Einer der Fürsten, die über diese Festung herrschten, hat eine hochrangige Prinzessin vom Kaiserhof geheiratet. Da das Gebäude eigentlich eine übergroße Waffenkammer mit Verteidigungsanlagen war, wurde ein Turm mit Gemächern eingerichet, die einer edlen Dame angemessen waren. Die Prinzessin, die eine leidenschaftliche Raucherin war (kein Wunder, dass denen ständig ihre kulturellen Schätze abbrennen), ließ es sich hier gut gehen und führte angeblich ein ausgesprochen glückliches Leben.
Die Gemächer der Prinzessin samt aufgestellten Puppen, um dem Besucher ein anschaulicheres Bild zu geben.

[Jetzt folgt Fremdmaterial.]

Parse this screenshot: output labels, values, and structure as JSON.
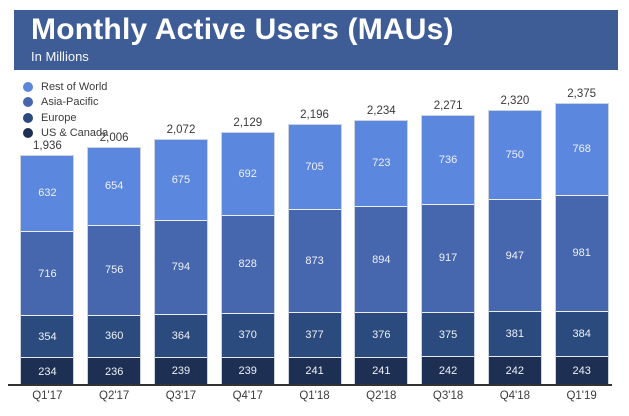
{
  "header": {
    "title": "Monthly Active Users (MAUs)",
    "subtitle": "In Millions"
  },
  "colors": {
    "banner": "#3e5c96",
    "rest_of_world": "#5c87de",
    "asia_pacific": "#4667ad",
    "europe": "#2b4a7d",
    "us_canada": "#1d2f52",
    "axis_line": "#333333",
    "text_dark": "#3a3a3a",
    "segment_label": "#eef1f8"
  },
  "chart_data": {
    "type": "bar",
    "stacked": true,
    "title": "Monthly Active Users (MAUs)",
    "subtitle": "In Millions",
    "unit": "millions",
    "grid": false,
    "legend_position": "top-left",
    "ylim": [
      0,
      2400
    ],
    "categories": [
      "Q1'17",
      "Q2'17",
      "Q3'17",
      "Q4'17",
      "Q1'18",
      "Q2'18",
      "Q3'18",
      "Q4'18",
      "Q1'19"
    ],
    "series": [
      {
        "name": "US & Canada",
        "color": "#1d2f52",
        "values": [
          234,
          236,
          239,
          239,
          241,
          241,
          242,
          242,
          243
        ]
      },
      {
        "name": "Europe",
        "color": "#2b4a7d",
        "values": [
          354,
          360,
          364,
          370,
          377,
          376,
          375,
          381,
          384
        ]
      },
      {
        "name": "Asia-Pacific",
        "color": "#4667ad",
        "values": [
          716,
          756,
          794,
          828,
          873,
          894,
          917,
          947,
          981
        ]
      },
      {
        "name": "Rest of World",
        "color": "#5c87de",
        "values": [
          632,
          654,
          675,
          692,
          705,
          723,
          736,
          750,
          768
        ]
      }
    ],
    "totals": [
      "1,936",
      "2,006",
      "2,072",
      "2,129",
      "2,196",
      "2,234",
      "2,271",
      "2,320",
      "2,375"
    ],
    "legend": [
      {
        "label": "Rest of World",
        "color": "#5c87de"
      },
      {
        "label": "Asia-Pacific",
        "color": "#4667ad"
      },
      {
        "label": "Europe",
        "color": "#2b4a7d"
      },
      {
        "label": "US & Canada",
        "color": "#1d2f52"
      }
    ]
  }
}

Im Gegensatz zu den meisten Tempeln, Palästen und Museen ist das Fotografieren in Himeji uneingeschränkt erlaubt. Leider neigen Japaner dazu, ihre berühmten Sehenswürdigkeiten in wahren Menschenmassen heimzusuchen. Deshalb ist es sehr schwierig, ein Foto ohne Touristen zu bekommen.
Bis hier niemand mehr entlang kam, musste ich 20 Minuten warten. Bitte das Bild angemessen würdigen.
Die zentrale Festung konnte man über alle 6 Stockwerke besichtigen. Eindrucksvoll waren die zahllosen Halterungen für Waffen. Diese Burg war wirklich schwer befestigt und strotzte geradezu vor Material. In den oberen Stockwerken sind geschickt versteckte winzige Kammern, die von Innen mit einer Holzklappe verschlossen werden konnten, und den Kriegern für Hinterhalte dienten.
Alle Wände wurden als Waffenlager verwendet. Im obersten Stockwerk befindet sich ein Shinto-Schrein, der einem tapferen Schwertkämpfer gewidmet ist, der angeblich einen bösen Geist aus der Burg vertrieben hat.
Nach der Burg ging es noch in die Stadtgärten, die wie immer zum ausgedehnten Wandern einluden. Dieser Garten beherbergt einen der schönsten und größten Teiche mit Koi-Karpfen in Japan.
Wir trugen auch zur Unterhaltung der Japaner bei, als wir auf ein interessantes Motiv kamen: Normal lassen sich alle Touristen auf der Hauptbrücke ablichten. Es gibt dort aber einen Baum, der die perfekte Höhe hat, um einen Kopflos zu machen.
Die digitale Kamera ist eine sehr praktische Erfindung, da dieser Garten voller "SUGOI!" Stellen war. Hier noch ein paar Bilder:
Der winzige Bonsai links von meinem Kopf ist 30 Jahre alt. Laut der Gärtnerin hat er sogar im Januar Geburtstag.
Morgen geht es dann zur letzten gemeinsamen Station: Wir werden nach Hiroshima reisen und uns die Museen zur Atombombe ansehen. Bei allem Vergnügen ist das ein schlimmes Kapitel aus der Geschichte, das man ebenso mitnehmen sollte wie die zauberhaften Gärten und besinnlichen Tempel.